By increasing the added copper to 6%, the weight loss was decreased to 33% of the Al-Si base metal sample. This may be explained due to the more precipitated fine copper aluminide intermetallic particles within the grain boundaries of the Al-Si matrix. On the other hand, the relatively higher wear rate (lower wear resistance) of the 10% and 15% added copper samples came from the clusters of the added copper particles and due to the cracks that appeared within the microstructure. During the wear test, some patches of these clusters came out which increased the wear rate. At the same time, the cracks permitted and accelerated the scaling of large debris during the wear test.

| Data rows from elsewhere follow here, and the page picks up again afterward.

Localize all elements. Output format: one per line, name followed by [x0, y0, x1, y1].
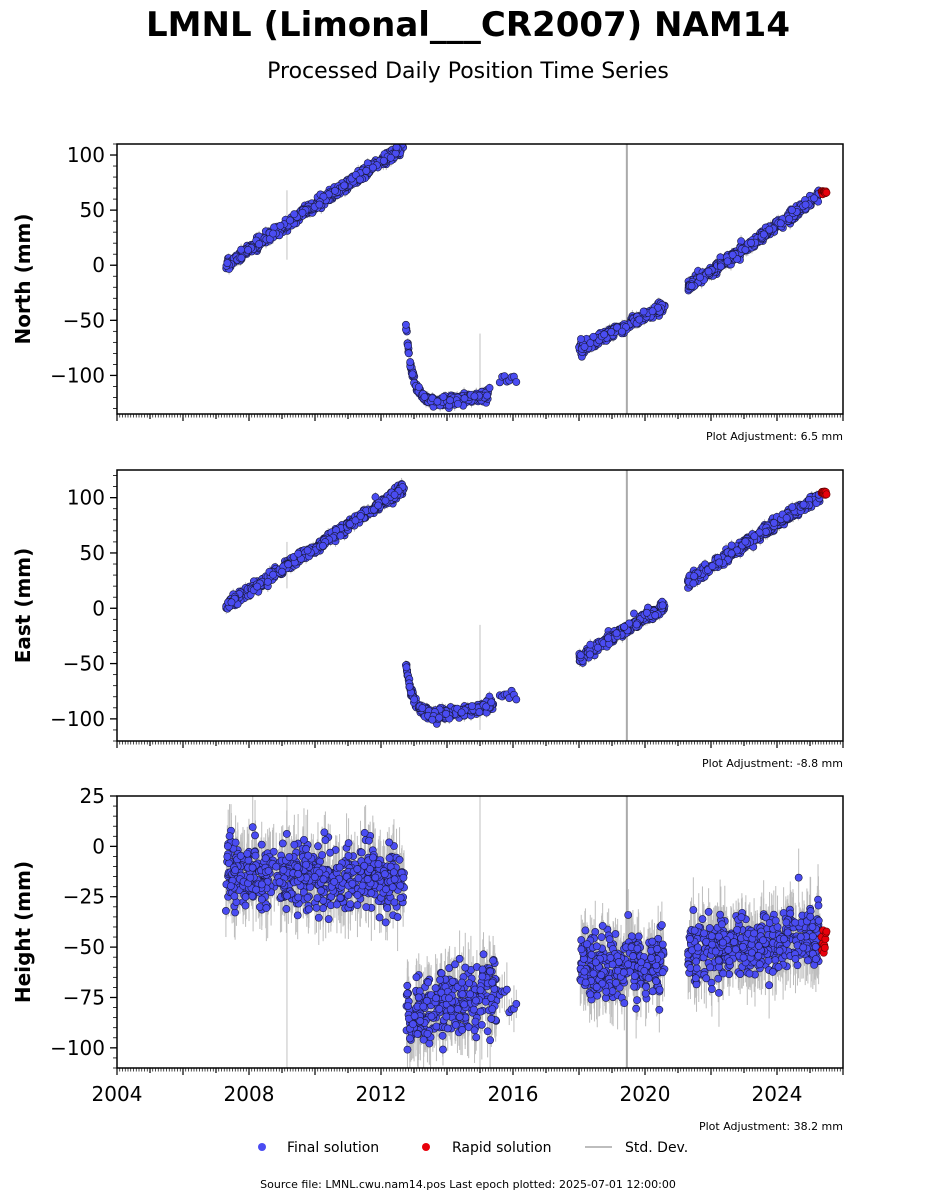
final-point [446, 396, 455, 405]
chart-title: LMNL (Limonal___CR2007) NAM14 [146, 5, 790, 45]
final-point [810, 194, 819, 203]
final-point [607, 328, 616, 336]
chart-subtitle: Processed Daily Position Time Series [267, 59, 669, 84]
final-point [723, 257, 732, 266]
final-point [704, 267, 713, 276]
final-point [340, 181, 349, 190]
final-point [286, 216, 294, 225]
final-point [653, 303, 662, 312]
final-point [696, 273, 704, 282]
y-tick-label: 100 [67, 143, 105, 167]
plot-adjustment-note: Plot Adjustment: 6.5 mm [706, 430, 843, 443]
final-point [362, 166, 371, 175]
final-point [586, 339, 595, 347]
final-point [290, 210, 299, 219]
final-point [406, 358, 415, 366]
panel-north: 100 50 0 −50 −100 North (mm) Plot Adjustment: … [11, 143, 844, 443]
y-tick-label: 50 [80, 198, 105, 222]
final-point [369, 163, 377, 172]
final-point [618, 327, 626, 336]
final-point [483, 391, 491, 400]
final-point [589, 332, 598, 341]
final-point [315, 200, 324, 209]
final-point [765, 225, 774, 234]
final-point [237, 253, 246, 262]
final-point [331, 186, 339, 195]
final-points [222, 144, 823, 413]
final-point [776, 219, 785, 228]
final-point [392, 144, 401, 152]
y-tick-label: 0 [92, 253, 105, 277]
std-dev-bars [225, 144, 820, 412]
final-point [386, 153, 395, 162]
final-point [223, 259, 232, 267]
final-point [512, 378, 521, 386]
rapid-point [822, 188, 831, 197]
final-point [759, 230, 768, 239]
final-point [408, 370, 417, 379]
final-point [433, 397, 442, 406]
final-point [420, 393, 429, 401]
final-point [577, 335, 585, 343]
rapid-points [817, 187, 831, 199]
final-point [298, 208, 307, 217]
final-point [470, 392, 479, 401]
final-point [801, 200, 810, 209]
final-point [439, 393, 448, 401]
final-point [237, 245, 245, 254]
final-point [687, 282, 696, 290]
final-point [580, 342, 589, 351]
final-point [379, 156, 388, 165]
final-point [600, 330, 609, 339]
y-axis-label: North (mm) [11, 213, 35, 344]
final-point [728, 250, 737, 259]
final-point [356, 175, 364, 184]
plot-area [222, 144, 831, 414]
plot-area [222, 470, 831, 741]
std-dev-bars [225, 477, 821, 727]
final-point [255, 240, 264, 248]
final-point [635, 315, 644, 324]
final-point [485, 383, 494, 392]
y-tick-label: −100 [50, 363, 105, 387]
final-point [785, 214, 794, 223]
final-point [648, 307, 657, 316]
final-point [276, 221, 285, 230]
final-point [269, 229, 277, 238]
final-point [404, 349, 413, 358]
y-tick-label: −50 [63, 308, 105, 332]
final-point [639, 307, 648, 316]
final-point [414, 383, 423, 391]
final-point [747, 238, 755, 247]
final-point [453, 399, 462, 408]
final-point [788, 206, 796, 214]
final-point [404, 341, 412, 350]
final-point [460, 394, 469, 403]
final-point [319, 192, 328, 201]
final-point [716, 262, 725, 271]
final-point [244, 246, 253, 254]
final-point [402, 320, 410, 329]
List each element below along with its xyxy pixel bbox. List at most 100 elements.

Regarding the wear behavior of the heat treated 6% added copper, it can be seen from
Figure 14 that there was a big difference in wear loss values at different heat treatment temperatures and times. When the temperature and time were 380 °C and 6 h, respectively, the wear weight loss shows a lower value. This is due to the existence of fine hard copper aluminide intermetallic particles aligned in a uniform manner which strengthened the Al-Si matrix and also protected the softer matrix. At the same time, these fine particles showed great effect in refining matrix grains by providing more crystal nucleuses during the solidification phase. The fine particles and matrix resist the cutting into the surface by the counter material. When the holding time was increased to 18 h, the wear loss was slightly shifted to a higher value due to the grain coarsening.
The wear weight loss for samples treated at 450 °C was higher than that of samples treated at lower temperature (380 °C). The increase in the number of hard copper aluminide intermetallic particles formed could not help in improving the wear resistance due to the grain coarsening and the appearance of crack networks within the matrix.